Worried that Claire may have picked up a clue or two, McCray establishes a relationship with her. He wants to make sure that she can't incriminate him or any of his felonious cohorts. Not surprisingly, McCray begins to fall for Claire, allowing himself -- maybe for the first time -- to imagine life away from the mean streets of Charlestown.
But escape from the past never proves easy, and the script - credited to Peter Craig, Affleck and Aaron Stockard - places plenty of obstacles in McCray's path: neighborhood loyalties; a reflexive hatred of cops and a bit of old-fashioned intimidation to mention only a few.
The Town boasts the kind of gritty authenticity that we've come to expect from good crime movies, all of it bolstered by fine work from Affleck's supporting cast.
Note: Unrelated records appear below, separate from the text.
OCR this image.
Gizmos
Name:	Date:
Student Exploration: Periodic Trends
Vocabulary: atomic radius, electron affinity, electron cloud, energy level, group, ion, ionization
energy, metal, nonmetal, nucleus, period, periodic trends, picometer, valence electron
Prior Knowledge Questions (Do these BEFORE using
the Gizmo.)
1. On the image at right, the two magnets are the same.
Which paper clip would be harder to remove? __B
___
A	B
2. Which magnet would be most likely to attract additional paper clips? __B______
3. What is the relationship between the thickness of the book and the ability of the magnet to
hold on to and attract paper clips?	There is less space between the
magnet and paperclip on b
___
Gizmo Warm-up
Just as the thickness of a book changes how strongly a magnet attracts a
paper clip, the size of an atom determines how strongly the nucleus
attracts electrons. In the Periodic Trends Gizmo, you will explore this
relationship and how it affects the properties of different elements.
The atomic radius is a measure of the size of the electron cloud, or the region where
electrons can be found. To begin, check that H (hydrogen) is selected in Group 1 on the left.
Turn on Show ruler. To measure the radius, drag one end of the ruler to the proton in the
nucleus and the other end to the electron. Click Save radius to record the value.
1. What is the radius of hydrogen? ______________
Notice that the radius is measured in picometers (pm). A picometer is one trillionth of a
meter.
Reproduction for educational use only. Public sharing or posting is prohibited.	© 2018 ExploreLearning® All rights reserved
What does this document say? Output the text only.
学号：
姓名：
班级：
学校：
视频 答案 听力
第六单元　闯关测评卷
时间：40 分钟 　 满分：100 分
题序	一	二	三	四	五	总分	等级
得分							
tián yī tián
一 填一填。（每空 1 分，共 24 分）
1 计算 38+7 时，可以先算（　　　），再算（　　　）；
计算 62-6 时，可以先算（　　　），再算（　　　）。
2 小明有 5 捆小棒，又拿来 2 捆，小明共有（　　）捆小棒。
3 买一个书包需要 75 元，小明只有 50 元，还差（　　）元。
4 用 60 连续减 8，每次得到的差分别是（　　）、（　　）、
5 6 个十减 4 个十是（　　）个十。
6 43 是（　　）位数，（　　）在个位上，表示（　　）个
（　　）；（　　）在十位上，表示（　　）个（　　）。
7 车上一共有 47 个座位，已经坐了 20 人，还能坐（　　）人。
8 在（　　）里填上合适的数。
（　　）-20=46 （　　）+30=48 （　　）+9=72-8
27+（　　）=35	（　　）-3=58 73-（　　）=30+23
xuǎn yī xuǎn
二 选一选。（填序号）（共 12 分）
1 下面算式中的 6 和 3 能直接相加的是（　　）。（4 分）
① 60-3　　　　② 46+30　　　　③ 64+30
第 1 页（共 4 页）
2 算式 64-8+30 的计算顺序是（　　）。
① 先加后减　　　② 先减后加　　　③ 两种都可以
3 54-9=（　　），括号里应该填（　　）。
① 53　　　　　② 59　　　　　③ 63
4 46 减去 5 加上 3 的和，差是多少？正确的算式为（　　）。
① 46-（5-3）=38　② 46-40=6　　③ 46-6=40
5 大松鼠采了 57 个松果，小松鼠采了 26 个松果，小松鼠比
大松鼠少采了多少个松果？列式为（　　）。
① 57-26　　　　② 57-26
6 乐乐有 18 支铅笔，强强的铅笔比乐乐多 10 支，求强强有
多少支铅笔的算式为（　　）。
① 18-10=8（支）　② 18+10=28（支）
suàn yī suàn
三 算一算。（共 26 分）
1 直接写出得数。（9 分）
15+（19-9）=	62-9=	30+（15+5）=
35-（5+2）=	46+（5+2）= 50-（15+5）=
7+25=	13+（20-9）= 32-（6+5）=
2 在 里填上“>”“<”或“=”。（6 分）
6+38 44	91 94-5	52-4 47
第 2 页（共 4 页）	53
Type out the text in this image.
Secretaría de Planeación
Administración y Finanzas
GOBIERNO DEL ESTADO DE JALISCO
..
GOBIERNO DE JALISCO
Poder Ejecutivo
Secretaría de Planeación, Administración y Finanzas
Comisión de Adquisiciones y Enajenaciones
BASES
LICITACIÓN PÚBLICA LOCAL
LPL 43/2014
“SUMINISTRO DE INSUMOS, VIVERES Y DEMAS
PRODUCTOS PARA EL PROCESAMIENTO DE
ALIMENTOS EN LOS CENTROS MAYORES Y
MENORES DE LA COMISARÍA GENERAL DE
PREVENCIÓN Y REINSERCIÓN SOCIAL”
Last seen defusing bombs in The Hurt Locker, Renner can scare the daylights out of you even when he's smiling. Jon Hamm (of TV's Mad Men) stretches a bit as an FBI agent, and Pete Postlethwaite has a nice turn as a florist who runs a small crime empire. Don't overlook Chris Cooper, who shows how much an actor can accomplish in very little time. He appears in one scene as McCray's imprisoned father.
No Boston-bred movie can (or should) escape Fenway Park - home to the city's beloved Red Sox -- and The Town is no exception. I won't say more except to note that the use of heavy artillery during the movie's finale tends to blow away what's best about The Town: the way it captures the tone and texture of life among the criminally inclined. There's enough firepower in the movie's final scenes to make you wonder whether you're in Boston or Baghdad.
By that time, though, you will have gotten what there is to get from The Town. The movie's real pleasure derives from thrust-and-parry dialog and from characters accustomed to living on a dangerous edges.
Affleck's performance also helps. He makes McCray intense, serious and street-wise. At its best, his movie follows suit.